Thanks to his executive overreach, Americans take a renewed interest in our fundamental governing document.
Conservatives can be a grudging lot. That’s especially true when it comes to President Obama. Even where he’s been in the right—whether it be killing Osama bin Laden or promoting charter schools—we can be stingy with praise.
So let us now, in full public view, credit his greatest public service as president: He is sending Americans back to the Constitution.
Yes, in the Bush years the air was also thick with accusations that the Constitution was being “shredded.” We now know that the professed concern for the Constitution was fake. We know it was fake because the same Bush claims of executive authority in war that provoked such apoplexy in our pundits, professors and politicos have for the most part been embraced by Mr. Obama—all to the distinct sound of silence.

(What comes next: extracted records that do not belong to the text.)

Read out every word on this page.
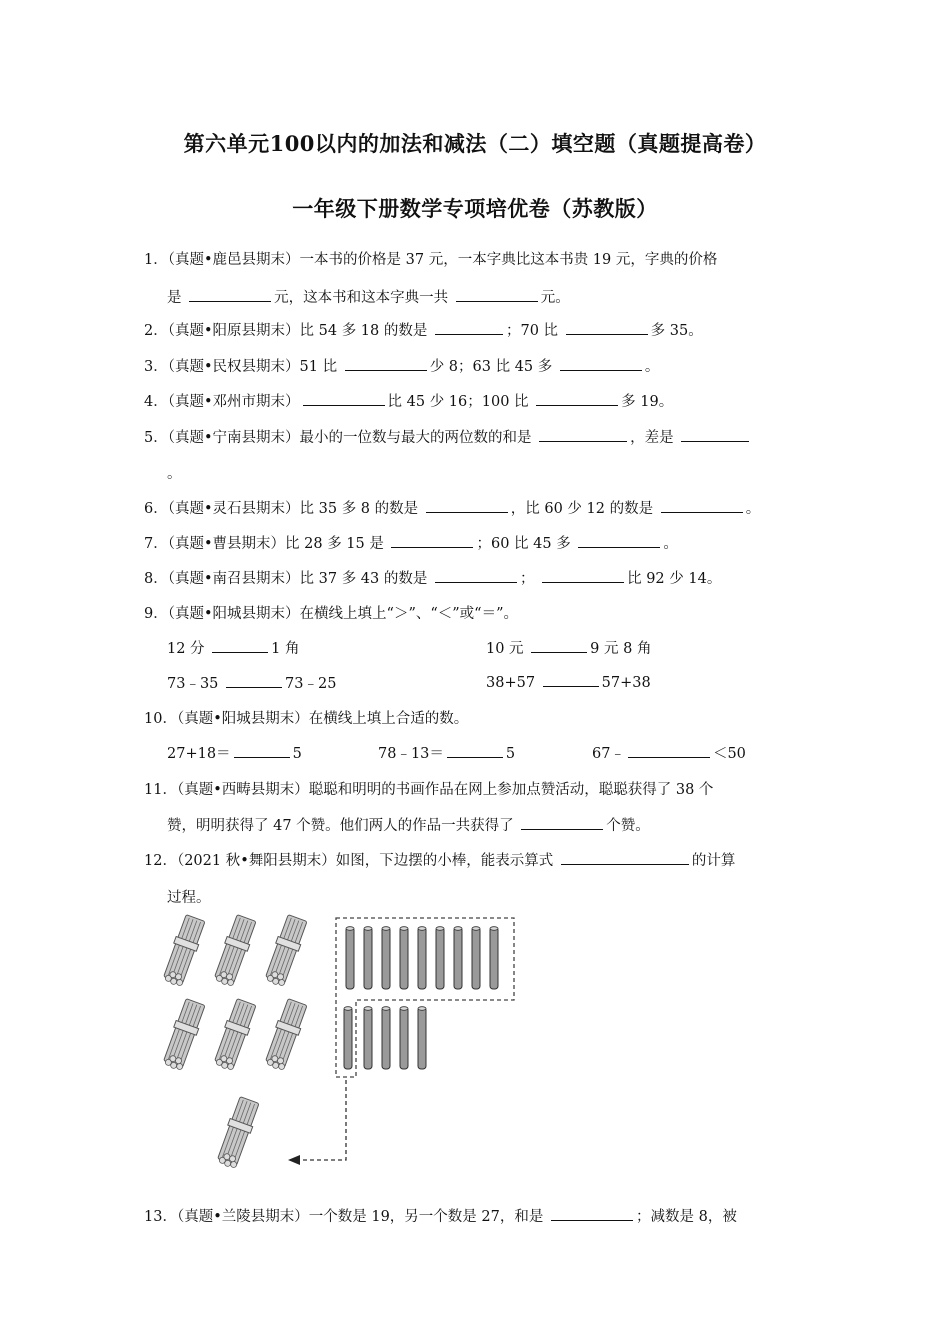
第六单元100以内的加法和减法（二）填空题（真题提高卷）
一年级下册数学专项培优卷（苏教版）
1．（真题•鹿邑县期末）一本书的价格是 37 元，一本字典比这本书贵 19 元，字典的价格
是	元，这本书和这本字典一共	元。
2．（真题•阳原县期末）比 54 多 18 的数是	；70 比	多 35。
3．（真题•民权县期末）51 比	少 8；63 比 45 多	。
4．（真题•邓州市期末）	比 45 少 16；100 比	多 19。
5．（真题•宁南县期末）最小的一位数与最大的两位数的和是	，差是
。
6．（真题•灵石县期末）比 35 多 8 的数是	，比 60 少 12 的数是	。
7．（真题•曹县期末）比 28 多 15 是	；60 比 45 多	。
8．（真题•南召县期末）比 37 多 43 的数是	；	比 92 少 14。
9．（真题•阳城县期末）在横线上填上“＞”、“＜”或“＝”。
12 分	1 角	10 元	9 元 8 角
73﹣35	73﹣25	38+57	57+38
10．（真题•阳城县期末）在横线上填上合适的数。
27+18＝	5	78﹣13＝	5	67﹣	＜50
11．（真题•西畴县期末）聪聪和明明的书画作品在网上参加点赞活动，聪聪获得了 38 个
赞，明明获得了 47 个赞。他们两人的作品一共获得了	个赞。
12．（2021 秋•舞阳县期末）如图，下边摆的小棒，能表示算式	的计算
过程。
13．（真题•兰陵县期末）一个数是 19，另一个数是 27，和是	；减数是 8，被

Today we have a wholly different order of constitutional complaint. Where the accusations against Mr. Bush were led by prestigious law faculties and law firms, those against Mr. Obama reflect a more popular hue. Where the indictments of Mr. Bush were largely limited to war policy, those against Mr. Obama’s extend broadly to all areas of policy: foreign, economic and social. And where critics of Mr. Bush were obsessed with outcome, the discontent with Mr. Obama has been magnified by the uneasy sense that he is changing the fundamental rules of the game.